There’s a fancy new newsroom in town and the newness has nothing to do with a coat of paint on the walls of The Guardian or CBC. Rather, it’s a publicly-owned newsroom.
You can check it out by going to the provincial government’s website at gov.pe.ca and clicking on “newsroom”. You will be taken to a page featuring a large number of stories about government initiatives.
Although much of the news is important and valuable to Islanders — information on teacher PD days, literacy initiatives, the JA entrepreneur program, etc. — it’s all happy face stuff. Everything is positive and non-critical, and there are plenty of government political faces to be seen in both photographs and in high-quality video.
The articles are well written and don’t look at all like the dry old government news releases of the past. In fact, they look very similar to regular news articles that appear in newspapers and on television.
In some cases, they have a human-interest angle. Weaving a real person into a story about a program or new policy is a tried-and-true way of helping explain and connect with the public.
The “newsroom” is part of a growing desire by governments to get their messages out the way they want — unfiltered by the regular news media.
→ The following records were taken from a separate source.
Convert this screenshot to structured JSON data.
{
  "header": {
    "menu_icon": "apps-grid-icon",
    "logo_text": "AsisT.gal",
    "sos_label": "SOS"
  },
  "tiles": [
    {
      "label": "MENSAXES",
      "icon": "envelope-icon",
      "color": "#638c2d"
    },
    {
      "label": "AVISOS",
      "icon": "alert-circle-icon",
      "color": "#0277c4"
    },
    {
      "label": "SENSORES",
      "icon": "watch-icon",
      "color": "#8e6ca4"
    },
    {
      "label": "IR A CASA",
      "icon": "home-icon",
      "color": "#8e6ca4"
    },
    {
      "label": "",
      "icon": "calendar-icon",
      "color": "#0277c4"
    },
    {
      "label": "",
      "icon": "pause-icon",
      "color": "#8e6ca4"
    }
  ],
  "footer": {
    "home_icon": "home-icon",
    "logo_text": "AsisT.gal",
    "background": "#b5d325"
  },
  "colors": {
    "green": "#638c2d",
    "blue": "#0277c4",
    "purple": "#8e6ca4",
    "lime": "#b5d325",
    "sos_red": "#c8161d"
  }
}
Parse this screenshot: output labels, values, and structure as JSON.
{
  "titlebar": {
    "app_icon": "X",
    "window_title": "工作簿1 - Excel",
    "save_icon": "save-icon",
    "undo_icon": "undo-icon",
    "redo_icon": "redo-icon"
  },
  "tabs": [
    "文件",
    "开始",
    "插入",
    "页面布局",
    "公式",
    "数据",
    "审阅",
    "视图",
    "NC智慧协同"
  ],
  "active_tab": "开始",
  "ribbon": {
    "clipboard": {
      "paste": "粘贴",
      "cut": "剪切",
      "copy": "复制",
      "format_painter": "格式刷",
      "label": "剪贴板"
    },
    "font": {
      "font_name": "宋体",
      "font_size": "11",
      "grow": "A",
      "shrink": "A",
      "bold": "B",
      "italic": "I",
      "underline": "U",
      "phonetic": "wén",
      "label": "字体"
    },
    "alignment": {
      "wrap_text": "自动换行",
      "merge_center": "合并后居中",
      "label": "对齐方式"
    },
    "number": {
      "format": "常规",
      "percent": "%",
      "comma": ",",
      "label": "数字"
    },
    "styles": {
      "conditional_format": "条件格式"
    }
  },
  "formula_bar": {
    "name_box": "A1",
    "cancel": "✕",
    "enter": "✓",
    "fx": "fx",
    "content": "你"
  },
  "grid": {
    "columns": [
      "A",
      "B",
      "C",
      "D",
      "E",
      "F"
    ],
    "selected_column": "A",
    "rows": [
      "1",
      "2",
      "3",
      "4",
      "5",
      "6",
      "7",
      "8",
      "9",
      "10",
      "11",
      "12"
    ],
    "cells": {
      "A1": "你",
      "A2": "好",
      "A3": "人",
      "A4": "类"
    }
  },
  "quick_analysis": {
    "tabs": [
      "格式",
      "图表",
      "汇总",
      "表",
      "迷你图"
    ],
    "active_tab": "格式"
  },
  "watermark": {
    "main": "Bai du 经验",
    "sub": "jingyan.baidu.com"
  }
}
Another way is using social media, in particular, twitter. Tweeting allows politicians to send out brief comments about whatever crosses their minds, be that a constituent’s birthday or some dire deed a political opponent is up to. It can also be used to break news by making announcements on a new policy, program or appointment.
Journalists themselves use twitter in the same way, to break news stories and comment on issues of the day. So twitter is a valuable new communication tool for everyone.
But twitter can also be a tool to avoid having to deal with the unruly news media. That occurred this week in Ottawa and it created even more ill will, if that is possible, between the Harper government and the Parliament Hill press gallery.
On Wednesday, Jim Flaherty announced his resignation as finance minister. It’s the second most important portfolio in a government, so members of the media were obviously looking forward to the swearing in of the nation’s new top bean counter.
But rather then some pomp and ceremony and a news briefing, Joe Oliver was announced as Canada’s new finance minister by way of a tweet from the prime minister: “I just named Joe Oliver Canada's new Finance Minister. He will continue to strengthen the economy & balance the budget by 2015.”
Ottawa reporters and photographers weren’t allowed inside Rideau Hall for the ceremony. Later, the Prime Minister's Office posted a video interview with Oliver, billed as exclusive, on its website as part of a taxpayer-funded news service that promotes the government.
There would be no questions from the media. And surely any fair-minded and curious person must agree the news media, and the Canadian public, deserved the right to talk to the new guy who’s now in control of our financial future.
It’s all about controlling the message, and unfortunately the politicians are becoming very adept at using the social media and other tools as a way to keep the media at a safe distance.
We’re not at that level on Prince Edward Island, but controlling the message is rapidly becoming a priority. The “newsroom” is an example of that. Another new trick is responding to reporters’ questions with a “statement” rather than a live interview. That, of course, makes sure they don’t go off track or make a slip up by saying something wrong in an interview.
I appreciate that in many cases reporters are about as popular as people who butt in at Tim’s drive-thrus, but don’t think for a moment government’s misgivings with the news media have anything to do with our hairstyles or the clothes we wear, it’s because we stand between them and the public.